The EPA approved the RI/FS Work Plan in May of 2008. In July of 2012 the PRP's submitted a Remedial Investigation (RI) to respond to issues raised by the EPA in the initial draft RI. In January 2016, the PRP's submitted a draft Feasibility Study (FS), also to respond to issues raised by the EPA about previous drafts of the FS. In July 2016, the EPA announced its proposed remediation plan based on an alternative put forth in a July 2016 Woodruff & Curran FS with an estimated total clean-up phase cost of $1.9 million. The preferred remedy consists of the placement of a continuous six-inch thick soil and sand cap, including a geotextile membrane to act as a demarcation layer, over the Pond. The preferred remedy includes long-term monitoring and institutional controls. After a public comment period, on December 13, 2016, the EPA issued a Certificate of Completion confirming that the RI/FS was complete, confirming that all PRP obligations related to the RI/FS had been performed in accordance with the provisions of the Settlement Agreement, and approving the remedy selected in the FS as the final response action for the Pond.

In June 2017, the EPA issued a Special Notice letter to the original PRP’s and two new additional parties (Eaton Corporation and Elmira Water Board) requesting these PRPs to fund, undertake, and complete the remedy for the Pond. Shortly after, the EPA provided a proposed Statement of Work for completion of the remedy (“SOW”) and the EPA agreed to waive the past response costs as defined in the Settlement Agreement in full if the parties could reach a settlement with the EPA by September 30, 2017.

    In September 2017 the nine participating PRPs privately negotiated and finalized an allocation of costs amongst themselves, with 10.75% of the costs being allocated to the Company. Based on the estimated cost of the present remedy of $1.9 million, and with credit for costs previously paid by the Company for the RI/FS, the remaining costs that have been allocated to the Company will not exceed $0.2 million. The Company has the entire amount reserved as of March 31, 2018. This reserve is reported in "Accrued expenses" in the Consolidated Balance Sheets.
    
In February 2018 the PRP Group selected a Site and Project Coordinator to assist in implementation of the SOW for the remedy. It is contemplated that most of the required work will be completed in 2018. 

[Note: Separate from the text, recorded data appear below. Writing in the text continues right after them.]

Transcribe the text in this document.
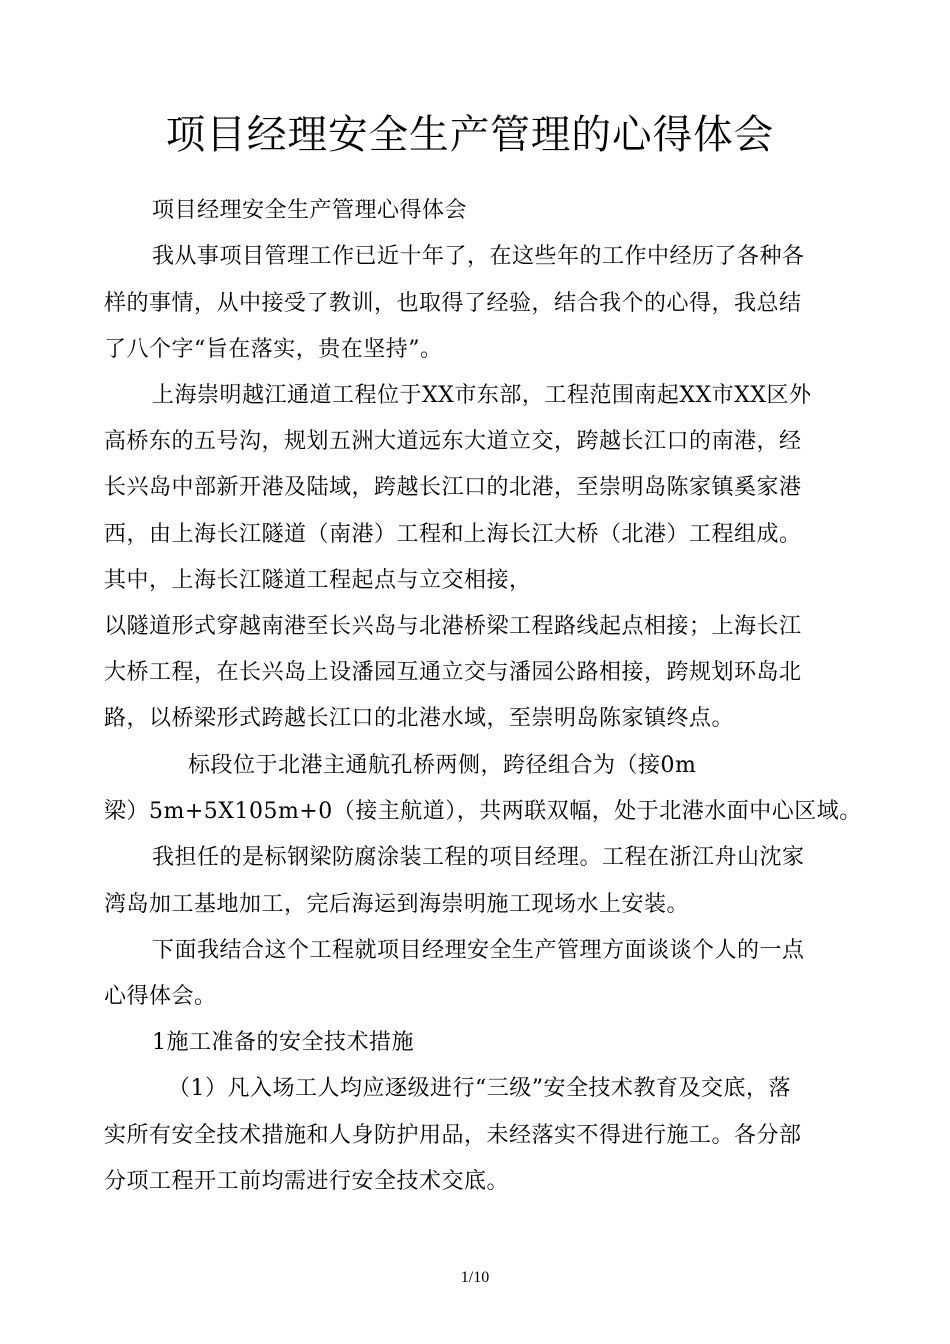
项目经理安全生产管理的心得体会
项目经理安全生产管理心得体会
我从事项目管理工作已近十年了，在这些年的工作中经历了各种各
样的事情，从中接受了教训，也取得了经验，结合我个的心得，我总结
了八个字“旨在落实，贵在坚持”。
上海崇明越江通道工程位于XX市东部，工程范围南起XX市XX区外
高桥东的五号沟，规划五洲大道远东大道立交，跨越长江口的南港，经
长兴岛中部新开港及陆域，跨越长江口的北港，至崇明岛陈家镇奚家港
西，由上海长江隧道（南港）工程和上海长江大桥（北港）工程组成。
其中，上海长江隧道工程起点与立交相接，
以隧道形式穿越南港至长兴岛与北港桥梁工程路线起点相接；上海长江
大桥工程，在长兴岛上设潘园互通立交与潘园公路相接，跨规划环岛北
路，以桥梁形式跨越长江口的北港水域，至崇明岛陈家镇终点。
标段位于北港主通航孔桥两侧，跨径组合为（接0m
梁）5m+5X105m+0（接主航道），共两联双幅，处于北港水面中心区域。
我担任的是标钢梁防腐涂装工程的项目经理。工程在浙江舟山沈家
湾岛加工基地加工，完后海运到海崇明施工现场水上安装。
下面我结合这个工程就项目经理安全生产管理方面谈谈个人的一点
心得体会。
1施工准备的安全技术措施
（1）凡入场工人均应逐级进行“三级”安全技术教育及交底，落
实所有安全技术措施和人身防护用品，未经落实不得进行施工。各分部
分项工程开工前均需进行安全技术交底。
1/10
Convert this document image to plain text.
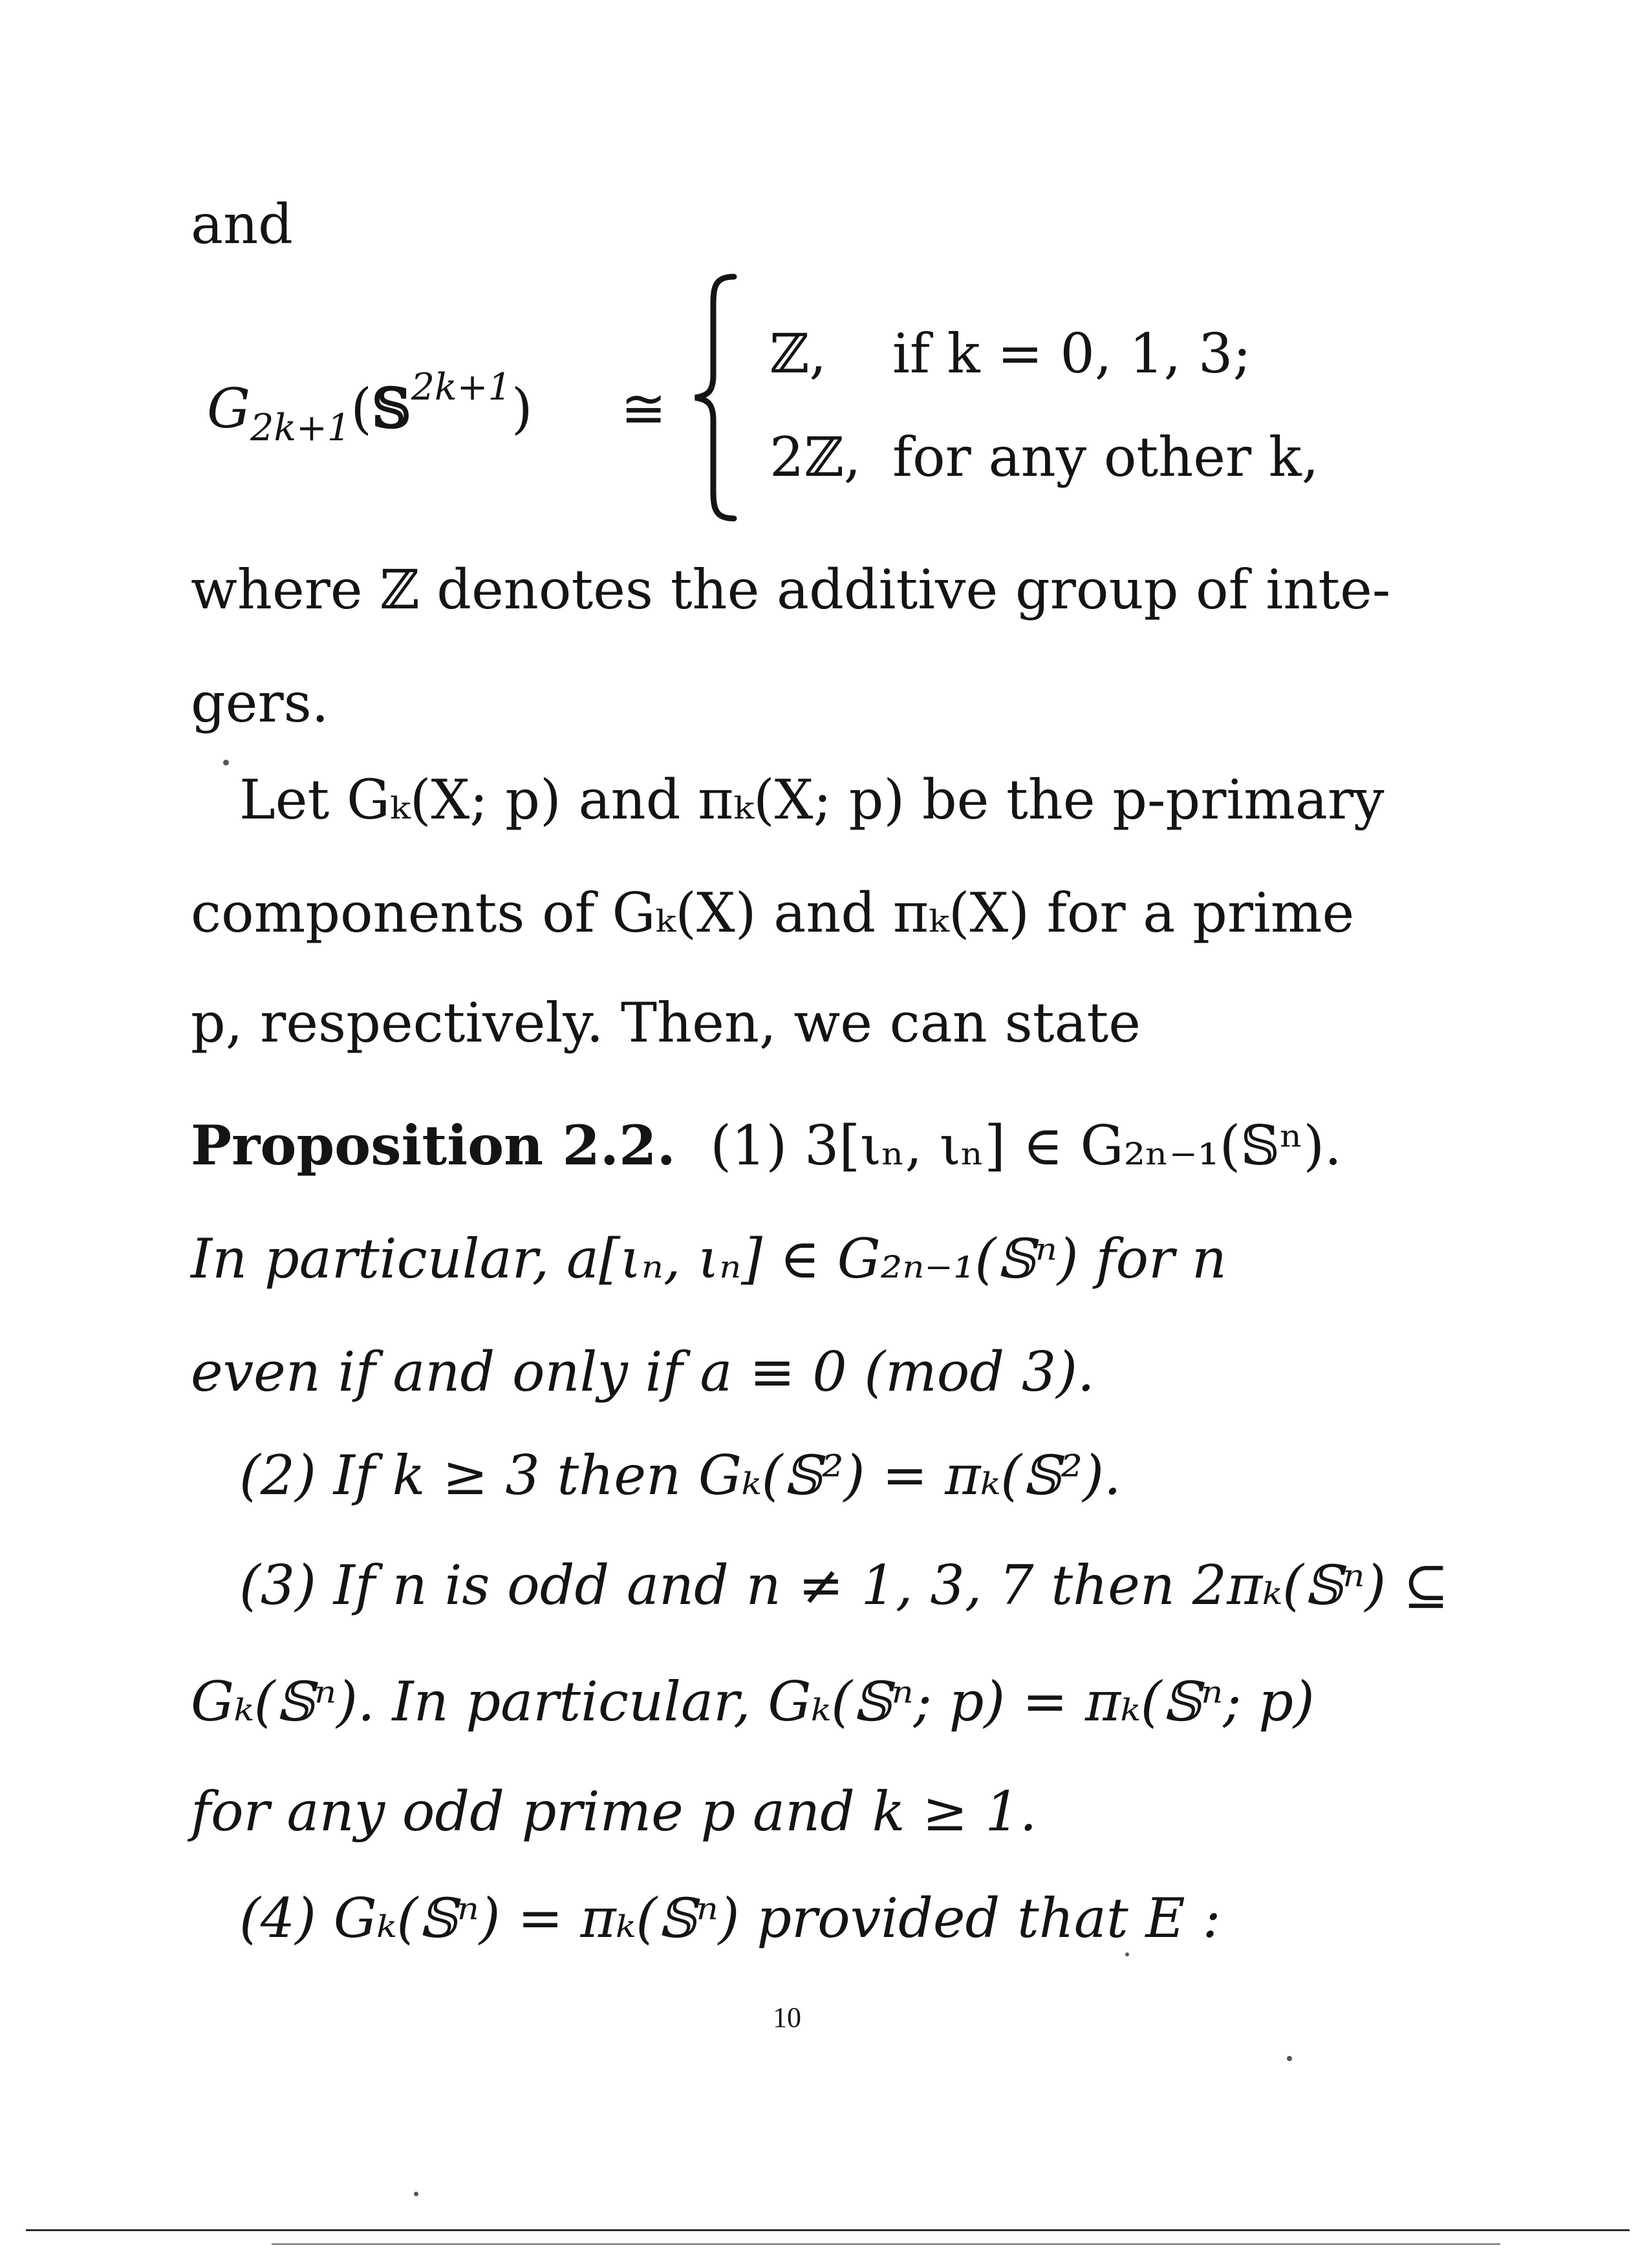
and
$G_{2k+1}(𝕊^{2k+1})$ ≅
ℤ, if k = 0, 1, 3;
2ℤ, for any other k,
where ℤ denotes the additive group of inte-
gers.
Let Gₖ(X; p) and πₖ(X; p) be the p-primary
components of Gₖ(X) and πₖ(X) for a prime
p, respectively. Then, we can state
Proposition 2.2. (1) 3[ιₙ, ιₙ] ∈ G₂ₙ₋₁(𝕊ⁿ).
In particular, a[ιₙ, ιₙ] ∈ G₂ₙ₋₁(𝕊ⁿ) for n
even if and only if a ≡ 0 (mod 3).
(2) If k ≥ 3 then Gₖ(𝕊²) = πₖ(𝕊²).
(3) If n is odd and n ≠ 1, 3, 7 then 2πₖ(𝕊ⁿ) ⊆
Gₖ(𝕊ⁿ). In particular, Gₖ(𝕊ⁿ; p) = πₖ(𝕊ⁿ; p)
for any odd prime p and k ≥ 1.
(4) Gₖ(𝕊ⁿ) = πₖ(𝕊ⁿ) provided that E :
10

Based upon information currently available the Company does not have material liabilities for environmental remediation, except as described in the preceding paragraphs. Though the foregoing reflects the Company’s current assessment as it relates to environmental remediation obligations, it is possible that future remedial requirements or changes in the enforcement of existing laws and regulations, which are subject to extensive regulatory discretion, will result in material liabilities to the Company.

Litigation Relating to the Merger

On April 4, 2018, a purported class action complaint relating to the Merger was filed in the United States District Court for the Western District of New York on behalf of a putative class of Hardinge’s public shareholders (the “federal case”). The complaint in the federal case alleges that Hardinge and its directors breached federal securities laws by failing to disclose material information in the preliminary form of the 2018 proxy statement filed on February 13, 2018. In addition, on April 16, 2018, a purported class action complaint relating to the Merger was filed in the Supreme Court of the State of New York, County of Chemung (the “state case”).  The complaint in the state case alleges that Hardinge and its directors breached their fiduciary duties by entering into the Merger Agreement and by failing to disclose allegedly material information in connection with the Merger.  The complaints seek, among other things, injunctive relief preventing the consummation of the merger, damages and an award of plaintiff’s expenses and attorneys’ fees.  We believe that the claims asserted are without merit.